Bildiri dağıtıyor martılar..,

Raşit ÖZDEMİR


Mülga
Kapalı
04 Ağustos 2008 21:57

Çekik denizler ay vaktini bekler

kendini biliyorsun

biliyorsun ki

her bıçak kendi kınında bileylenir

o vakit

pencereni aç

busemi gönderdim rüzgarla

en boşluk yanına

yanlarım daralıyor

fünyesi çekilmiş

çekik denizler ay vaktini bekler

birazdan bütün midyeler şerefine patlayacak

harami gemilerin döküntü iskelelerinde

derinlerinde bogulduğum

ilmik ilmik dalgalar

ayak ucumu yoklar

çekik denizler ay vaktini bekler

bütün sular boşalmaz mı o daracık okyanusuna

ve tek yoldur gözbeneklerin okyanusun

sinli gecelerde yansıması

pul pul

adresim var

çekik denizler ay vaktini bekler

yürümesi an gibi

nasıl taşırsa sırtında evini bir kablumbağa

insan öyle taşır insanı yarına

çekik denizler ay vaktini bekler

Raşit ÖZDEMİR


Ş@h-in
Müsteşar
05 Ağustos 2008 12:55

Kadın...

Allah kadını yaratırken muhakkak onu ayrı bir özden, ayrı bir hamurdan yoğurup yaratmış. Bu öz bazen nezaket, bazen akla gelmeyen incecik bir düşünce, bazen merhamet, bazen de şefkat olup çıkar karşıma!

"Kadınla erkek eşittir" diyenlere sadece gülüyorum. Hayır efendim eşit değildir. Elmayla eriği birbiriyle karşılaştırmak ne kadar beyhude bir çaba ise erkekle kadını birbiriyle karşılaşmak da o kadar beyhude bir çabadır. Biri kadın diğeri erkek. İki farklı öz, iki farklı hamur... İkisi de mükemmelliğin kendi türündeki timsali.

Kadın gizemdir, kapalılıktır, anlaşılmazlıktır, düğümdür, ilmektir biraz. Çözdükçe tükenmeyen bir düğüm. Erkek için en büyük haz bu düğümleri yeri geldikçe çözmektir.
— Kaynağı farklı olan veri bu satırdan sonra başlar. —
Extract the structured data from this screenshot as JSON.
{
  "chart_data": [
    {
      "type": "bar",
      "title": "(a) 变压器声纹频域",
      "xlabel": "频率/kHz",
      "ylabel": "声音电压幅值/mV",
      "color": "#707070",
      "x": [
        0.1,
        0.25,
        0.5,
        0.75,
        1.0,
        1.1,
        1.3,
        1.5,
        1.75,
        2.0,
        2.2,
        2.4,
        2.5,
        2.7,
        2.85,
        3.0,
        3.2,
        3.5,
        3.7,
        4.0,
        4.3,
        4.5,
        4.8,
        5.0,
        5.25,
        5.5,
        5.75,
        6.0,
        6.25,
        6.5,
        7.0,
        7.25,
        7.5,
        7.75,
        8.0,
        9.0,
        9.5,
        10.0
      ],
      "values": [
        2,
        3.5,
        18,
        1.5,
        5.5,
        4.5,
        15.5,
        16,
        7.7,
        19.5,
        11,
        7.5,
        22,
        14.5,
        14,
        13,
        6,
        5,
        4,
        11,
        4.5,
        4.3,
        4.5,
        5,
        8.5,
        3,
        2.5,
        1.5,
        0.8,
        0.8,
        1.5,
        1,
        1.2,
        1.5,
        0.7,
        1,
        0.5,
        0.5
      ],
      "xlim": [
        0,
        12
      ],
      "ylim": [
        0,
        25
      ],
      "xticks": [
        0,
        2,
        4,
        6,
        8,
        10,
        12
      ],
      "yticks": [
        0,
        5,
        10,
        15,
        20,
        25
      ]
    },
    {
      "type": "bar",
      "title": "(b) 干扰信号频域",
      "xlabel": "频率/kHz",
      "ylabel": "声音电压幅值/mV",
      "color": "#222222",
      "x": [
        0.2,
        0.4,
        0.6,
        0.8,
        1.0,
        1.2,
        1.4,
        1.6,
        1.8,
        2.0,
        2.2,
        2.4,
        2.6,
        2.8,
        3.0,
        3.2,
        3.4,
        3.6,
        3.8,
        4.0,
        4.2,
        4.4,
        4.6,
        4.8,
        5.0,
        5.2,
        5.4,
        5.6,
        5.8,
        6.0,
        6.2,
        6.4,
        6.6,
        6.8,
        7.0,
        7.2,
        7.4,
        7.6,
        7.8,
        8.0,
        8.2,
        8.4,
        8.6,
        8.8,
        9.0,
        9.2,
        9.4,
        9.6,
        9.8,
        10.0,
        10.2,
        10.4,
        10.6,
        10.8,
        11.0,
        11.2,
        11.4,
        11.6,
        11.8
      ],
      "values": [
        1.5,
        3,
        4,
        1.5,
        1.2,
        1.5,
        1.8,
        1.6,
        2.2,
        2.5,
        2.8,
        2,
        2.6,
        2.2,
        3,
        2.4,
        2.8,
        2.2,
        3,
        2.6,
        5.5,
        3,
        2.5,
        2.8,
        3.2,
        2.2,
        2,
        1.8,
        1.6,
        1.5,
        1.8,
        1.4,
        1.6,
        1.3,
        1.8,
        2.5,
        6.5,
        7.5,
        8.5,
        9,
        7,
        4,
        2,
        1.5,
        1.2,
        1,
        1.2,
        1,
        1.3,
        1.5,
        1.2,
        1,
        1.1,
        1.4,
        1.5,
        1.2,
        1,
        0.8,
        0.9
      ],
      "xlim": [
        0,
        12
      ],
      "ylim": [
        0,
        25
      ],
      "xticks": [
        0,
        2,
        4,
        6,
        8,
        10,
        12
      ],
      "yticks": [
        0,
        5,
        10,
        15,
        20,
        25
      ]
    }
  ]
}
Hepsini bir anda çözmek de mümkün lâkin yarına çözecek bir şeyler bırakmalı.


deli efkar
Kapalı
05 Ağustos 2008 13:46

"Kadın gizemdir, kapalılıktır, anlaşılmazlıktır, düğümdür, ilmektir biraz. Çözdükçe tükenmeyen bir düğüm. Erkek için en büyük haz bu düğümleri yeri geldikçe çözmektir. Hepsini bir anda çözmek de mümkün lâkin yarına çözecek bir şeyler bırakmalı."

kesinlikle kadın ruhundan anlıyorsunuz editörüm :)


Mülga
Kapalı
05 Ağustos 2008 18:26

Kadı'n;

Tüm dünya kadınlarına hitap edilmiş. Elbette kadınla erkek eşit tuttulması ki erkekle erkek dahi eşit olmuyorken. kasır edilen benden ya da madde eşitliği değil.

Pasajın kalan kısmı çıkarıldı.